Dirigido por Reinaldo Marcus Green e com o roteiro assinado por Zach Beylin, o longa é visto através da perspectiva do pai, em um drama familiar que mostra o protagonista lutando para oferecer as melhores condições para sua família, visão compartilhada com sua esposa, Oracene ‘Brandy’ Williams (Aunjanue Ellis). Eles desenvolveram uma rotina regrada e rígida, mas repleta de amor e harmonia familiar, com o objetivo de mantê-las longe das ruas e, consequentemente, das drogas. 

Richard é um homem negro tentando fazer suas filhas se destacarem em um esporte dominado por brancos ricos. Mesmo assim, ele continua persistente para tentar chamar a atenção de treinadores renomados, como Paul Cohen (Tony Goldwyn), treinador de John McEnroe e Pete Sampras, e Rick Macci (Jon Bernthal), treinador de Andy Roddick e Maria Sharapova e que, posteriormente, ganhou a fama ao treinar as irmãs Williams. 

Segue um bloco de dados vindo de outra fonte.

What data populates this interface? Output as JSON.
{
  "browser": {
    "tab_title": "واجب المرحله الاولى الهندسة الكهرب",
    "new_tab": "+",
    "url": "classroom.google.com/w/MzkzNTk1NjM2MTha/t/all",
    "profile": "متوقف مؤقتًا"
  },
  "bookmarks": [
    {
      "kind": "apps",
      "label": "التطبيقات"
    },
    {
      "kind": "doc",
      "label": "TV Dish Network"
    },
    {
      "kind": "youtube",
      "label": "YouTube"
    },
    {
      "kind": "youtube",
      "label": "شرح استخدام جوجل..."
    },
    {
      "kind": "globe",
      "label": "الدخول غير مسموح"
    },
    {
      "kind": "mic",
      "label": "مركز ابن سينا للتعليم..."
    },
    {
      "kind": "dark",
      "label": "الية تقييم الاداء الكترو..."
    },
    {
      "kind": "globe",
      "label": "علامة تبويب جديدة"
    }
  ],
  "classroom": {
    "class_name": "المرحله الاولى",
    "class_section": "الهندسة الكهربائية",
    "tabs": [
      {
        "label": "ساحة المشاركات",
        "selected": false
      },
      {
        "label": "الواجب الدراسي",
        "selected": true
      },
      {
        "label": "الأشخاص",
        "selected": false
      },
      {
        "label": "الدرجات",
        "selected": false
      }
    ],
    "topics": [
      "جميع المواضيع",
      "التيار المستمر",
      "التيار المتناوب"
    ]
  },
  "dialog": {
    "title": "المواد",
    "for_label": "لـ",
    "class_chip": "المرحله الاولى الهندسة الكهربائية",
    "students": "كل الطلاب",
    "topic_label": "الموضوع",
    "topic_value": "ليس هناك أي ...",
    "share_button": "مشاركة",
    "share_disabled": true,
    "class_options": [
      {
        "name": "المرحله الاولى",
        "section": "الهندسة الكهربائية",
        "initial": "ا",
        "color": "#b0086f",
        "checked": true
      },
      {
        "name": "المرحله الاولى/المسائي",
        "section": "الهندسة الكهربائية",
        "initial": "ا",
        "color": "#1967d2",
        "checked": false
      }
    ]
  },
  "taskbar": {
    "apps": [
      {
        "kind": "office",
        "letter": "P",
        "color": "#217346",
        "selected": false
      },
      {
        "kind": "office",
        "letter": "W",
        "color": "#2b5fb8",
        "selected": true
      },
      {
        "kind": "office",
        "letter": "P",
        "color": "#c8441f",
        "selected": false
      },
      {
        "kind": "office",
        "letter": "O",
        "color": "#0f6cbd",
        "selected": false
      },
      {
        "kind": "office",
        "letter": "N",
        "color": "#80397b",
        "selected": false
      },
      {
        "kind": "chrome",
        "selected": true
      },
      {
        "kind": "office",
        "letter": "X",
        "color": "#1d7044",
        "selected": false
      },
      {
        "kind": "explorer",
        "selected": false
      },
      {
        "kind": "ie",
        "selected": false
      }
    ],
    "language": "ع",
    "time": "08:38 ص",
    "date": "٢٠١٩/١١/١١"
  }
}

Ainda nos anos 90, quando treinava as filhas, Richard disse que Venus seria número 1 do mundo, enquanto que Serena seria uma das maiores da história. Vamos aos fatos: Entre muitos títulos na carreira, Venus Williams foi 5 vezes campeã no lendário torneio de Wimbledon e foi a primeira afro-americana a liderar o ranking mundial.  Serena Williams já possui 23 títulos de Grand Slam e é uma das maiores atletas do esporte. E não é que ele acertou? 

Determinado, teimoso e até mesmo egoísta em algumas de suas convicções, a filosofia de Richard insiste em preservar o bem-estar de suas filhas para que não sejam exploradas e acabem ruindo como outras jovens atletas. No maior desempenho de sua carreira, Will Smith interpreta um dos personagens mais interessantes e complexos de sua filmografia, se destacando pela perfeição vocal e física, conseguindo passar toda a metodologia, determinação e inspiração do personagem. Com uma atuação intensa e poderosa, o Oscar nunca esteve tão perto. 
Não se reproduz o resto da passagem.